Sudan çıktım, kurulandım artık vakit fotoğraf paylaşma vaktiydi! Telefonumu şarja taktım, kafamda fotoğrafları paylaşma konusunda matematiksel bir sıralama yaptım. Tabii ki önce güneşin en tepede olduğu fotoğraftan başlayacak, fotoğraf paylaşma periyodum güneşin batışına kadar devam edecekti. Güneş çok önemliydi, bunlar da atlanmaması gereken detaylardı. Ancak bir sorun vardı. Tatil kankitoşum çektiği 678 fotoğrafı bana hala göndermemişti. O zaman anladım ki, bir tatil kankitoşunda sadece iyi fotoğraf çekebilme yeteneği değil, çektiği tüm fotoğrafları anında whatsapp’tan atabilme yeteneği de olmalıydı. Ve an geldi, o en rahatsız edici cümleyi kurdum:
“CANIM BANA FOTOĞRAFLARI GÖNDERİR MİSİN PAYLAŞIYIM?”

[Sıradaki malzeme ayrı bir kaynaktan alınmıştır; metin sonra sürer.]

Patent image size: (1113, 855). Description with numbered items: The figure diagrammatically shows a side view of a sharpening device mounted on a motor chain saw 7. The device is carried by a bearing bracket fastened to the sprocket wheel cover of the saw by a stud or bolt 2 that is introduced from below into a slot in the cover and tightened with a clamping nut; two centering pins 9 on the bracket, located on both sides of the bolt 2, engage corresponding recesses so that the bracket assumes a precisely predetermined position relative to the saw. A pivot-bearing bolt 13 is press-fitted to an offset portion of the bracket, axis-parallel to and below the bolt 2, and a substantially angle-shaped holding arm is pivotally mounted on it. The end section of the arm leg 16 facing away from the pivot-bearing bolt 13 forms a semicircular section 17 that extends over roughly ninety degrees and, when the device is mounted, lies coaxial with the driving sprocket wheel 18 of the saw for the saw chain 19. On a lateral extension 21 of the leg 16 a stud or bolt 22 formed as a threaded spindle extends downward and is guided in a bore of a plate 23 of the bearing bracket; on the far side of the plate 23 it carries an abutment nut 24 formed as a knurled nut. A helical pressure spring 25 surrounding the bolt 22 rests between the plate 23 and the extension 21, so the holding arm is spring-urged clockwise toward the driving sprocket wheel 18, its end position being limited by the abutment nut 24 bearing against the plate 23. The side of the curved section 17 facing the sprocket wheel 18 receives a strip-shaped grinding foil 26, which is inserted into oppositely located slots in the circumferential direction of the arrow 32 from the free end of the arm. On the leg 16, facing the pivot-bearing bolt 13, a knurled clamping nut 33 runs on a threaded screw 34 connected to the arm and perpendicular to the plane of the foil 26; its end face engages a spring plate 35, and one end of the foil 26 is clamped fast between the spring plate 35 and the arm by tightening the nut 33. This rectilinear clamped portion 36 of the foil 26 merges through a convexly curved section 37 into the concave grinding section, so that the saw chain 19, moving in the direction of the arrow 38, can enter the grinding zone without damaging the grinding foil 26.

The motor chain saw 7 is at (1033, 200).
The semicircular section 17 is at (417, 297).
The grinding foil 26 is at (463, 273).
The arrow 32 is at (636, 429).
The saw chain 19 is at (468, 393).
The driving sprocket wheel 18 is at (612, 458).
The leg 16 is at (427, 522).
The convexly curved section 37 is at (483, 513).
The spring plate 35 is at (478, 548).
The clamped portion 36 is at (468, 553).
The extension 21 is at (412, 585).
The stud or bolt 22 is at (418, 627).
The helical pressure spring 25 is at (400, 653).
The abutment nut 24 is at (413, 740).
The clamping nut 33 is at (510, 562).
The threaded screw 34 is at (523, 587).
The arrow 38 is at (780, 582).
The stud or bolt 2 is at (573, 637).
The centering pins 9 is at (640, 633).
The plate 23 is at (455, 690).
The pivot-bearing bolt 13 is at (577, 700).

Tatil kankitoşumun bir karar vermesi gerekiyordu, ya çektiği tüm 678 fotoğrafı gönderecek, bunun için önce sağlam bir wifi bulacak ya da internet kotasının babasını ağlatacaktı. Ya da en paylaşmalık fotoğrafları seçecek, onları önden gönderecekti. Bunun için de oturup hepsini detaylı bir şekilde inceleyecekti. Tatil kankitoşu olmak bunu gerektirirdi. Boşuna gelmedi herhalde benimle tatile dimi canım. Heralde yani, hiç.
Bir dedim, iki dedim, üç dedim. Derken türlü türlü kombinasyonlar mı denemedim, kelimeleri karıştırdım, devrik cümleler mi yapmadım. Aynı soruyu farklı farklı kombinasyonlarda tam 678 kere sordum. Birkaç tanesi için for egzampıl vermek gerekirse: “ Canikom fotoğrafları göndersene be paylaşıyım?” “Beybisi fotoğrafları ne zaman gönderirsin?” “ Fotoğrafları göndersene minnoş” “Tatlım fotoğrafları göndermedin” “ Abi atsana fotoğraflarımı” “Fotoğraflarımı ver be!!!”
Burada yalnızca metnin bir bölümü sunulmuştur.